Todos tienen razón pero Costa fue -antes que otra cosa- un romántico pertinaz. Sus diarios nos recuerdan que leyó a Chateaubriand, la máxima expresión del ‘yo’ romántico, y ‘El conde de Montecristo’, de Dumas, que quizá sea la más fértil acuñación del heroísmo en un tiempo donde contaban sobre todo el poder político, las influencias y los dineros. Pero también devoró a Jules Verne en los días de la Exposición Universal de París, cuando los ‘Viajes extraordinarios’ eran una novedad, y tuvo el propósito de escribir una novela, ‘El siglo XXI’, en la huella del narrador francés. Sabemos que concibió poemas narrativos sobre ‘El Sinaí’ o ‘Los hebreos’ (que no dejaría de ser la contemplación del destino manifiesto de un pueblo) y sobre el conquistador Hernán Cortés (tan admirado en los siglos XVIII y XIX, por el Cadalso de las ‘Cartas marruecas’ o por la ‘Vida’ de Manuel José Quintana). Y proyectó una serie de relatos históricos, bajo el título de ‘Novelas nacionales’, que empezaría con un volumen sobre la fundación romana de Osca, al que seguirían un relato sobre los almogávares y otro sobre el periodo 1812-1823.

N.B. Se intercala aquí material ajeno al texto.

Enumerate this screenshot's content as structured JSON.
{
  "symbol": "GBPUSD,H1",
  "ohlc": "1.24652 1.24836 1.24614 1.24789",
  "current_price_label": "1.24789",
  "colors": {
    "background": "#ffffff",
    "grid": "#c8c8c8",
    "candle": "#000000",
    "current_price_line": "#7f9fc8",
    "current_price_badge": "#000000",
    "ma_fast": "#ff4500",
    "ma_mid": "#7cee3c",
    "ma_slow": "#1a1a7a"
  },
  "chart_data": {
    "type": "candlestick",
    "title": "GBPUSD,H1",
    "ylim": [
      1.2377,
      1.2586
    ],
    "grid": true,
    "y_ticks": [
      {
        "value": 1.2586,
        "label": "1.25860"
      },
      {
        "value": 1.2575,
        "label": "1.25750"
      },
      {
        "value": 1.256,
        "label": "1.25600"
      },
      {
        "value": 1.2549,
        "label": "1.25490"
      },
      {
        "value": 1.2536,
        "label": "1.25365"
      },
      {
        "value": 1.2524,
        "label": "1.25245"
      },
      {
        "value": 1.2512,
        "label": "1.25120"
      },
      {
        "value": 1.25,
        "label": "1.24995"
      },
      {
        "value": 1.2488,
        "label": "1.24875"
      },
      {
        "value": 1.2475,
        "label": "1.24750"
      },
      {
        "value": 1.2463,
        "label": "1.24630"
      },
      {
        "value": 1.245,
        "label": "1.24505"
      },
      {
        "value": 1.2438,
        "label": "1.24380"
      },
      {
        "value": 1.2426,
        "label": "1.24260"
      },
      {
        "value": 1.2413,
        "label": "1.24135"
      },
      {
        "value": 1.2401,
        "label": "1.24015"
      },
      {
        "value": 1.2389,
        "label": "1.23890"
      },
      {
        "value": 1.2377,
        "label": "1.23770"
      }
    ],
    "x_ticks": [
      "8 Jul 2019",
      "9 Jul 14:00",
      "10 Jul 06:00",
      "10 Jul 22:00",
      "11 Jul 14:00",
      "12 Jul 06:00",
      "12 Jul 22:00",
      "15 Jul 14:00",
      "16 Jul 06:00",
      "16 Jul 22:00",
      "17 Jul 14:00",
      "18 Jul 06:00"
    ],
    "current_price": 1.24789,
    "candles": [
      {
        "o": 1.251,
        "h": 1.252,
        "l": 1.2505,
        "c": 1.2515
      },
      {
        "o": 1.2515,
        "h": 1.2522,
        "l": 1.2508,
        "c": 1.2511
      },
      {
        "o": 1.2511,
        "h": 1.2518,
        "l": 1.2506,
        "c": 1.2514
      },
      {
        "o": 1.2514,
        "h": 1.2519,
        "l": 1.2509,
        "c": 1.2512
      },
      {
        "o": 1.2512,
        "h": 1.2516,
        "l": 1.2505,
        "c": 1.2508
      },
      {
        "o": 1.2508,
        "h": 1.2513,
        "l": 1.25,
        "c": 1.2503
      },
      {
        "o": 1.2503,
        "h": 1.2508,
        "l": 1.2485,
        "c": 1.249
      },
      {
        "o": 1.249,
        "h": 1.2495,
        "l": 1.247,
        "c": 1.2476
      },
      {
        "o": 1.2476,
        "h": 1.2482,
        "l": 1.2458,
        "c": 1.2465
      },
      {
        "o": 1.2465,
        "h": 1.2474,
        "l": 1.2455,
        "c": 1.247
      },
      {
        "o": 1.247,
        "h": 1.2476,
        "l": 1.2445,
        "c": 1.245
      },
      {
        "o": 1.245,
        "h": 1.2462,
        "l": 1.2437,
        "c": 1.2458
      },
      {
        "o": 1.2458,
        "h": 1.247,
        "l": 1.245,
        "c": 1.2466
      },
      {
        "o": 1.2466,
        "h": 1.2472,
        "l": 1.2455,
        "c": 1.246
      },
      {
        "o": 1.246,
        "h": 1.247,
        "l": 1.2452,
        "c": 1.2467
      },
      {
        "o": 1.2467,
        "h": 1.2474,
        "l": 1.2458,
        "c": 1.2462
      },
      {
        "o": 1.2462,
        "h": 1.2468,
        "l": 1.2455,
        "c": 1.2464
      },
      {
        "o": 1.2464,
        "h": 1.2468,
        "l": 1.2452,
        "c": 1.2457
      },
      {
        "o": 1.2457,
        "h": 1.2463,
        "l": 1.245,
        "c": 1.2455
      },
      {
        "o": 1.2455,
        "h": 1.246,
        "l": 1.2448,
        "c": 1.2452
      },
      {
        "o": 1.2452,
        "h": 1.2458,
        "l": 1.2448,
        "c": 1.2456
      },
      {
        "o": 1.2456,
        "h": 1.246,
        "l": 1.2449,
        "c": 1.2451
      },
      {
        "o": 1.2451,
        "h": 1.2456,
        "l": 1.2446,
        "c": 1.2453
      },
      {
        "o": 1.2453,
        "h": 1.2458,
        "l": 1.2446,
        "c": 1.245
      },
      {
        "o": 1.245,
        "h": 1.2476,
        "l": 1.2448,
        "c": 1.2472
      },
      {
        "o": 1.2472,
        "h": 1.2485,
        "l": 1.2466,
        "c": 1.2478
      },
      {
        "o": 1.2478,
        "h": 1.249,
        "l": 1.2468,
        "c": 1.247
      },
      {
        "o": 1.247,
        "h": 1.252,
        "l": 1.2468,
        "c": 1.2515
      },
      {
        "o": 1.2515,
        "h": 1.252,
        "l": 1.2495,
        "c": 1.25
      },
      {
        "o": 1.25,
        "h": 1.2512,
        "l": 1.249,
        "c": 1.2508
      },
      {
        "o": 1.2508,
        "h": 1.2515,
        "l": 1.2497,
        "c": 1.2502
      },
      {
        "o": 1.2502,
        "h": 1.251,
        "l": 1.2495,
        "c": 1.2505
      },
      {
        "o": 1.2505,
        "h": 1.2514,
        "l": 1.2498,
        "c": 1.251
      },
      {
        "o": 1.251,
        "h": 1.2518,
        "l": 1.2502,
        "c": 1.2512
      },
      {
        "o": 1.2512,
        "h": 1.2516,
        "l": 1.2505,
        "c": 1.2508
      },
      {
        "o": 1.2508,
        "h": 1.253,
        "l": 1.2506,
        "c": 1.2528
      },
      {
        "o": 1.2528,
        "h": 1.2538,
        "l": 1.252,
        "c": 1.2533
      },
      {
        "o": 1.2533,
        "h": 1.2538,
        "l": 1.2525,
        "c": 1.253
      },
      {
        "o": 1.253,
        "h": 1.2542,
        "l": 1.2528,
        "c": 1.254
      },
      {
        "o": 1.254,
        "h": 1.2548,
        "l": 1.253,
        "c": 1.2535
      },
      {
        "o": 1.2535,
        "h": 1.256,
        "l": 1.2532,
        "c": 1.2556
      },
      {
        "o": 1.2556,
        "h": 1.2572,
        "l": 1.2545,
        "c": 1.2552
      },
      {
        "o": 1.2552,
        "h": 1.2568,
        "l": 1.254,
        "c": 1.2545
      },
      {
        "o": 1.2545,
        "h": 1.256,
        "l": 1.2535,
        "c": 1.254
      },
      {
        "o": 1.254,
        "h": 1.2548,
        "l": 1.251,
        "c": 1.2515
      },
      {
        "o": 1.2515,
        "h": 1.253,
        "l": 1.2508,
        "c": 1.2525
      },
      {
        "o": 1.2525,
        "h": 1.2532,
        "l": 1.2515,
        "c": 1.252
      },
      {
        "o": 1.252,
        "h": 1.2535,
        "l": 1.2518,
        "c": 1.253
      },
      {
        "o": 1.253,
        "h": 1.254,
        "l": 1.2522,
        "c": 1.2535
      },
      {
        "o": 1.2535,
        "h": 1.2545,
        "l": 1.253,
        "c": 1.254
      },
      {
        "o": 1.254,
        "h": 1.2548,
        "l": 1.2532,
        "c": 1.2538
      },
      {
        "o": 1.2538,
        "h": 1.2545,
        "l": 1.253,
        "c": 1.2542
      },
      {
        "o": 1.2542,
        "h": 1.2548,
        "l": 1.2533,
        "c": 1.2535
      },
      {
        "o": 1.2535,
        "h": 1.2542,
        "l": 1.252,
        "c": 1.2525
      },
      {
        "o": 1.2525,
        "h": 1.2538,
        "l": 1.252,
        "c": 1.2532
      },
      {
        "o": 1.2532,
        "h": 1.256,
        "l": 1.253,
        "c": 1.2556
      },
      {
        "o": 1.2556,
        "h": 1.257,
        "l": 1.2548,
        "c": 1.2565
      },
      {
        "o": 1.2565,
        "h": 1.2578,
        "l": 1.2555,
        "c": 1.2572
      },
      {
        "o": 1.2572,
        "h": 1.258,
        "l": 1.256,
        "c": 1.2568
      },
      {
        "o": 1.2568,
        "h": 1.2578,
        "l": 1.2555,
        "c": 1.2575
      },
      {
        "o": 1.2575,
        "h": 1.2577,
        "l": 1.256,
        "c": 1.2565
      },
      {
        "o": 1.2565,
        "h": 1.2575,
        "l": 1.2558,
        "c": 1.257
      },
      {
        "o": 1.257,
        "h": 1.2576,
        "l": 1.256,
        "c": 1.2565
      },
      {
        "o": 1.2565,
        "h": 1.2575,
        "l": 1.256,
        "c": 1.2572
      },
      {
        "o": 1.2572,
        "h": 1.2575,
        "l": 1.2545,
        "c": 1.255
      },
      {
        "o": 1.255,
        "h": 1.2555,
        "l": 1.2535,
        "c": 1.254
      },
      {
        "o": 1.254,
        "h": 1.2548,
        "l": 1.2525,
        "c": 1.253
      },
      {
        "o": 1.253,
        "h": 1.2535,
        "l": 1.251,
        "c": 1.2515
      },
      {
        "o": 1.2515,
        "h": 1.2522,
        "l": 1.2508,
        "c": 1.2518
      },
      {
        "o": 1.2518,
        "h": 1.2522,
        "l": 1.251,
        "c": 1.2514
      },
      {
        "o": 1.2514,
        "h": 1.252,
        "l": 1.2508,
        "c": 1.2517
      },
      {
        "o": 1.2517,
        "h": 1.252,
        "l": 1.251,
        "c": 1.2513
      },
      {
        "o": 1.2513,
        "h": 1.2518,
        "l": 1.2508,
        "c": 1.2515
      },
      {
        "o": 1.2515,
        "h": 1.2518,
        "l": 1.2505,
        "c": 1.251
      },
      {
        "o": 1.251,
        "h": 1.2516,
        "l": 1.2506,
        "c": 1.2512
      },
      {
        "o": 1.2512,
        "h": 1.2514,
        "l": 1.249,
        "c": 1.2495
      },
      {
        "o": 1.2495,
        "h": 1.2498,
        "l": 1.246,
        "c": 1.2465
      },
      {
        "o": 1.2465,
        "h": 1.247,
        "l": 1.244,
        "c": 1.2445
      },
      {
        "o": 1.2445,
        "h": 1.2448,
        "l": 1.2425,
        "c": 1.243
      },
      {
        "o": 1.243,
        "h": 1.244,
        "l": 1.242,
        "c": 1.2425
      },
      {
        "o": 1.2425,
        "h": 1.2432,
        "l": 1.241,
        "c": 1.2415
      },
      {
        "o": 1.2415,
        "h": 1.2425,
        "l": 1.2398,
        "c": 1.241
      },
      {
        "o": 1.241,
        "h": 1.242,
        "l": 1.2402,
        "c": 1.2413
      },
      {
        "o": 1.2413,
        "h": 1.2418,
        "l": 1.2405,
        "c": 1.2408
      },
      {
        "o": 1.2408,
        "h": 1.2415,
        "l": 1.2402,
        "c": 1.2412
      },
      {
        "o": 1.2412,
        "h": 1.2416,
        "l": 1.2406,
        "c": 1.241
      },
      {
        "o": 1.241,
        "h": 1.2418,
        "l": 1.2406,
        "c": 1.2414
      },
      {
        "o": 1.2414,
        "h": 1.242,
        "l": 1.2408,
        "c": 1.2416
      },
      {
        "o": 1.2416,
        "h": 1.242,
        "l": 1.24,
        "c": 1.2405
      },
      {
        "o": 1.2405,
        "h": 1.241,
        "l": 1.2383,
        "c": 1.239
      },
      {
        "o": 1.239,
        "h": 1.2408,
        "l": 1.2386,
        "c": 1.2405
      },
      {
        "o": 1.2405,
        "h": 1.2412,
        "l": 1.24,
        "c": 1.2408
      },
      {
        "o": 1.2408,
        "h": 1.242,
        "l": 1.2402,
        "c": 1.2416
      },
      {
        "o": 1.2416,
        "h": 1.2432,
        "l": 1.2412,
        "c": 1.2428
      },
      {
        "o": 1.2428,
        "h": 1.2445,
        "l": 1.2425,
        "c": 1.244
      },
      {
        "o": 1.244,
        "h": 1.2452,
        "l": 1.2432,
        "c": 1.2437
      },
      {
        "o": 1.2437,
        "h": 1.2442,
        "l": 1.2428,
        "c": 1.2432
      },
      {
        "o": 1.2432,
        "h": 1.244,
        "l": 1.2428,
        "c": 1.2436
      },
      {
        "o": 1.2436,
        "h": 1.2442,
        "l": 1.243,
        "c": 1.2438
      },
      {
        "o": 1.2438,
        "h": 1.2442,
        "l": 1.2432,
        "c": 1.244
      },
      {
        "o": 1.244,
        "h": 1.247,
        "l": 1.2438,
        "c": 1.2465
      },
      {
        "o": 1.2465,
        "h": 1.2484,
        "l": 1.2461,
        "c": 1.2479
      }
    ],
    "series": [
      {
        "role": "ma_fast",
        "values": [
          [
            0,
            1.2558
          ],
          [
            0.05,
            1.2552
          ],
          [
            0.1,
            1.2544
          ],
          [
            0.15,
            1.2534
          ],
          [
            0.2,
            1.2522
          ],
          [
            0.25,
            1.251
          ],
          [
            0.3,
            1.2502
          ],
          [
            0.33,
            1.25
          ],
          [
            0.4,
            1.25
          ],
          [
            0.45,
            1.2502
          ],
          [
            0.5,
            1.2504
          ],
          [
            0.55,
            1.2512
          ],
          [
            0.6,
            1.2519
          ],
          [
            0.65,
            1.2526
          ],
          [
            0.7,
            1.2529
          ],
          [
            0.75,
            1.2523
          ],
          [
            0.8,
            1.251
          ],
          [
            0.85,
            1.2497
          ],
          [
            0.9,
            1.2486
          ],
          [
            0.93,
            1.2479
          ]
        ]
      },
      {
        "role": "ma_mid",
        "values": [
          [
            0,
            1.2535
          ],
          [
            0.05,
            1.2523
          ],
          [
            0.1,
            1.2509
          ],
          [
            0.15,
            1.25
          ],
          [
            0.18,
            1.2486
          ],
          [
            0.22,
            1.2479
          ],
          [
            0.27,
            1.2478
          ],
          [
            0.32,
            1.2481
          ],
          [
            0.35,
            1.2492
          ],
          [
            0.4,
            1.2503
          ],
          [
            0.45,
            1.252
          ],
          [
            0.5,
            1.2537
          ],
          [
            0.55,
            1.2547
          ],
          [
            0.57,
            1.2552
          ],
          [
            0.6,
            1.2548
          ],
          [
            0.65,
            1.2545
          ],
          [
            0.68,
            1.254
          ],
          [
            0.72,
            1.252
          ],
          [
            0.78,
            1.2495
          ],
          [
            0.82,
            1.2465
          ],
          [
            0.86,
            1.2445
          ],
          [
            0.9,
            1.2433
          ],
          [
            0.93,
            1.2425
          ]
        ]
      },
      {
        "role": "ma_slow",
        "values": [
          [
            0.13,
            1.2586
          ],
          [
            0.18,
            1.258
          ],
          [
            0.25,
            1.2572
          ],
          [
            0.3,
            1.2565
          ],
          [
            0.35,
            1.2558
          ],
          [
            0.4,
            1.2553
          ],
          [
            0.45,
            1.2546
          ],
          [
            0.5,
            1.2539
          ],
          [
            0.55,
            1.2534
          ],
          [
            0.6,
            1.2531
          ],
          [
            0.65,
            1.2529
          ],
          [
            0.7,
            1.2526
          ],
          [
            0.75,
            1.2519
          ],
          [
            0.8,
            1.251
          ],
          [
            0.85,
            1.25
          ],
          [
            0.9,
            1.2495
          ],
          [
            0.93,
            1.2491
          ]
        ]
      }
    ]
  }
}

A todo esto habría que añadir un elemento romántico más, hijo de la desazón que siempre estimula el nacionalismo: la temprana percepción de su fracaso personal. El dramático masoquismo costiano invade el texto de sus memorias juveniles (que ahora podemos leer en la edición de Juan Carlos Ara) y perseveró en los autoanálisis y balances pesimistas que prodigan sus cartas. Con apenas dieciocho años su modelo vital era Benjamin Franklin, de modesto origen como él y plurales dedicaciones, tal como había leído en las páginas de ‘El tío Pedro o el sabio en la aldea’. Un lustro después, se lamentaba: “¡Y yo que había sacrificado todos mis sentimientos, toda mi historia, a una sonrisa de gloria, a un ideal de amor! ¡Cada vez que leo un periódico o un libro sufro horriblemente! ¡No ser escritor! ¡No ser economista! ¡No ser filósofo! ¡No ser agrónomo! ¡No ser poeta! ¡No poder estudiar!».

Pero estudió mucho y escribió sobre casi todo... Su idea de una Historia hecha por personalidades que habían impuesto su programa a pueblos desorientados tuvo su mejor ejemplo en el libro que concibió en 1895 bajo el rótulo de ‘Tutela de pueblos en la Historia’. La esbozó como objeto de un ciclo de conferencias en el Ateneo de Madrid, entonces dirigido por Segismundo Moret y donde Costa presidía la Sección de Historia. El proyecto originario incluía desde Hammurabi, Amenofis y Moisés hasta Pedro I de Rusia, Federico de Prusia, Georges Washington, el canciller Bismarck e Iwakura Tomomi, iniciador del Japón ‘meiji’, incluyendo a los hispanorromanos Sertorio, Trajano y Teodosio, Isabel I de Castilla y los jesuitas españoles que crearon las reducciones indígenas del Paraguay.

Pero aquel curso acelerado de regeneración, que contaba con la participación de Manuel Murguía, Eduardo de Hinojosa, Rafael María de Labra, Menéndez Pelayo, Francisco Giner de los Ríos, Juan Valera y Gumersindo de Azcárate, entre otros, no se llevó a efecto. Sin embargo, Costa siguió empeñado en su pretensión de integrar en sus designios a aquellas figuras cercanas casi todas a la Institución Libre de Enseñanza. Unos años después saltó a la política activa y, en carta del 10 de enero de 1903, el fundador de la Institución, Francisco Giner de los Ríos, le reiteró que, aunque en su programa «casi todo me parece excelente, [...] en cuanto al camino y al método, no lo hallo tan claro». Y añadió con la fina sorna que suele aflorar en sus cartas: "En cuanto a V., no sé por qué camino puede ir a sitio desde donde hacer lo que le toca. V. no quiere ir a las elecciones -¿ni aun a las de ahora?-; V. no va a sublevar soldados; a V. no le va a llamar el rey; de re-pública no hay más que la de Alonso Martínez, ¿qué hacer?"... Giner tenía razón. Pero Costa, el impaciente, no se lo perdonó.